The improvement in sensitivity were used to conduct new NMR experiments, out of reach using conventional NMR. We notably showed that structural information (e.g. internuclei distances) can be extracted from data recorded on organic nano-assemblies and more generally powdered solids, without requiring the use of isotopic enrichment. This approach was also extended to the study of protein aggregates (involved in Huntington diseases), paving the way to NMR studies on patient or animal-derived materials.

We have also demonstrated a new approach, called Sel-DNP, to selectively detect hyperpolarize protein binding sites using high resolution DNP-enhanced NMR. This method relies on the combined use of functionalized ligand and difference spectroscopy and yield resolved multidimensional NMR spectra of selected parts of a biomolecular assembly. In our first work, we showed that this could be used on a carbohydrate binding protein to locate and assign the binding site without previous knowledge of the system.
Our lab is currently pioneering the development of new polarizing agent for DNP and sustainable cryogenic helium sample spinning which enable to conduct Dynamic Nuclear Experiment in the ultra-low temperature regime.
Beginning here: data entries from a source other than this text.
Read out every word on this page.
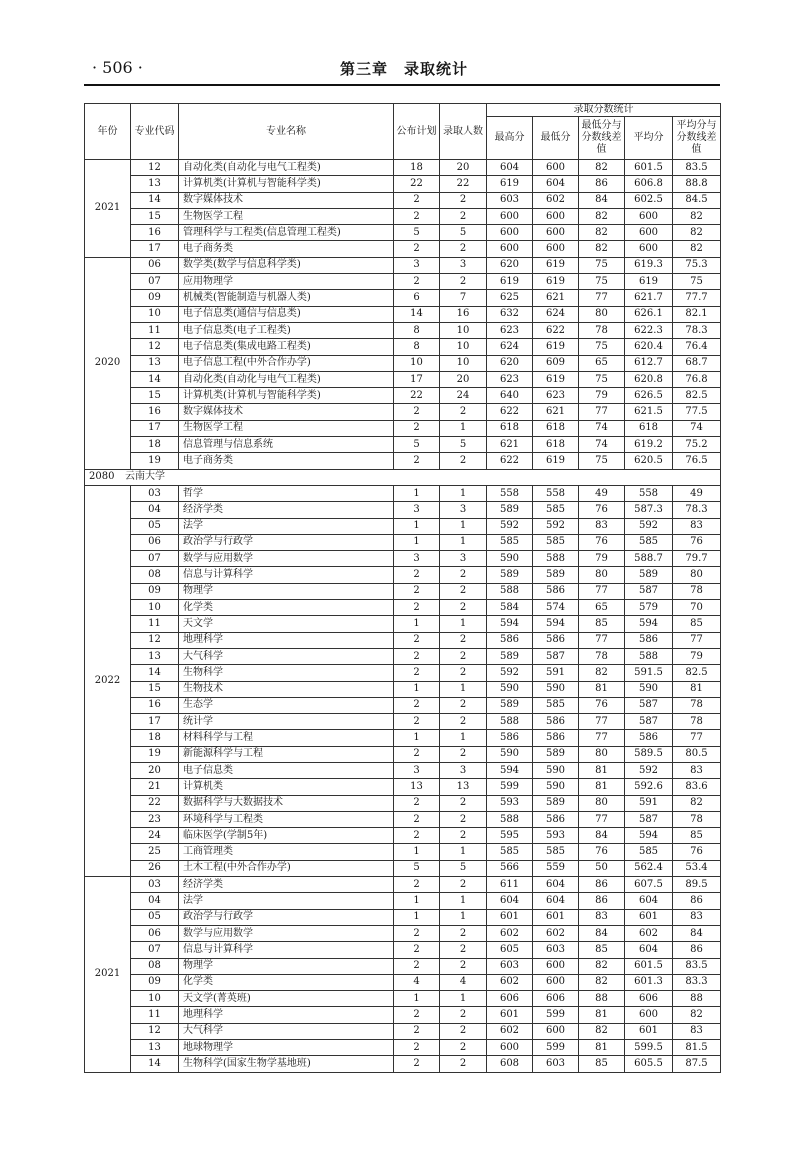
· 506 ·	第三章　录取统计
年份	专业代码	专业名称	公布计划	录取人数	录取分数统计				
					最高分	最低分	最低分与分数线差值	平均分	平均分与分数线差值
2021	12	自动化类(自动化与电气工程类)	18	20	604	600	82	601.5	83.5
	13	计算机类(计算机与智能科学类)	22	22	619	604	86	606.8	88.8
	14	数字媒体技术	2	2	603	602	84	602.5	84.5
	15	生物医学工程	2	2	600	600	82	600	82
	16	管理科学与工程类(信息管理工程类)	5	5	600	600	82	600	82
	17	电子商务类	2	2	600	600	82	600	82
2020	06	数学类(数学与信息科学类)	3	3	620	619	75	619.3	75.3
	07	应用物理学	2	2	619	619	75	619	75
	09	机械类(智能制造与机器人类)	6	7	625	621	77	621.7	77.7
	10	电子信息类(通信与信息类)	14	16	632	624	80	626.1	82.1
	11	电子信息类(电子工程类)	8	10	623	622	78	622.3	78.3
	12	电子信息类(集成电路工程类)	8	10	624	619	75	620.4	76.4
	13	电子信息工程(中外合作办学)	10	10	620	609	65	612.7	68.7
	14	自动化类(自动化与电气工程类)	17	20	623	619	75	620.8	76.8
	15	计算机类(计算机与智能科学类)	22	24	640	623	79	626.5	82.5
	16	数字媒体技术	2	2	622	621	77	621.5	77.5
	17	生物医学工程	2	1	618	618	74	618	74
	18	信息管理与信息系统	5	5	621	618	74	619.2	75.2
	19	电子商务类	2	2	622	619	75	620.5	76.5
2080 云南大学									
2022	03	哲学	1	1	558	558	49	558	49
	04	经济学类	3	3	589	585	76	587.3	78.3
	05	法学	1	1	592	592	83	592	83
	06	政治学与行政学	1	1	585	585	76	585	76
	07	数学与应用数学	3	3	590	588	79	588.7	79.7
	08	信息与计算科学	2	2	589	589	80	589	80
	09	物理学	2	2	588	586	77	587	78
	10	化学类	2	2	584	574	65	579	70
	11	天文学	1	1	594	594	85	594	85
	12	地理科学	2	2	586	586	77	586	77
	13	大气科学	2	2	589	587	78	588	79
	14	生物科学	2	2	592	591	82	591.5	82.5
	15	生物技术	1	1	590	590	81	590	81
	16	生态学	2	2	589	585	76	587	78
	17	统计学	2	2	588	586	77	587	78
	18	材料科学与工程	1	1	586	586	77	586	77
	19	新能源科学与工程	2	2	590	589	80	589.5	80.5
	20	电子信息类	3	3	594	590	81	592	83
	21	计算机类	13	13	599	590	81	592.6	83.6
	22	数据科学与大数据技术	2	2	593	589	80	591	82
	23	环境科学与工程类	2	2	588	586	77	587	78
	24	临床医学(学制5年)	2	2	595	593	84	594	85
	25	工商管理类	1	1	585	585	76	585	76
	26	土木工程(中外合作办学)	5	5	566	559	50	562.4	53.4
2021	03	经济学类	2	2	611	604	86	607.5	89.5
	04	法学	1	1	604	604	86	604	86
	05	政治学与行政学	1	1	601	601	83	601	83
	06	数学与应用数学	2	2	602	602	84	602	84
	07	信息与计算科学	2	2	605	603	85	604	86
	08	物理学	2	2	603	600	82	601.5	83.5
	09	化学类	4	4	602	600	82	601.3	83.3
	10	天文学(菁英班)	1	1	606	606	88	606	88
	11	地理科学	2	2	601	599	81	600	82
	12	大气科学	2	2	602	600	82	601	83
	13	地球物理学	2	2	600	599	81	599.5	81.5
	14	生物科学(国家生物学基地班)	2	2	608	603	85	605.5	87.5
Further progress are expected by the end of the project, especially to turn the new helium spinning system into an experiment that can be used routinely in the lab. This would enable the implementation of this setup in other research labs. Our work on natural isotopic abundance NMR applied to powdered solids and protein aggregates is currently making further progress. The same is true for the Sel-DNP approach that we have just introduced. Overall most of the results obtained within the context of this ERC project went beyond the state-of-the-art.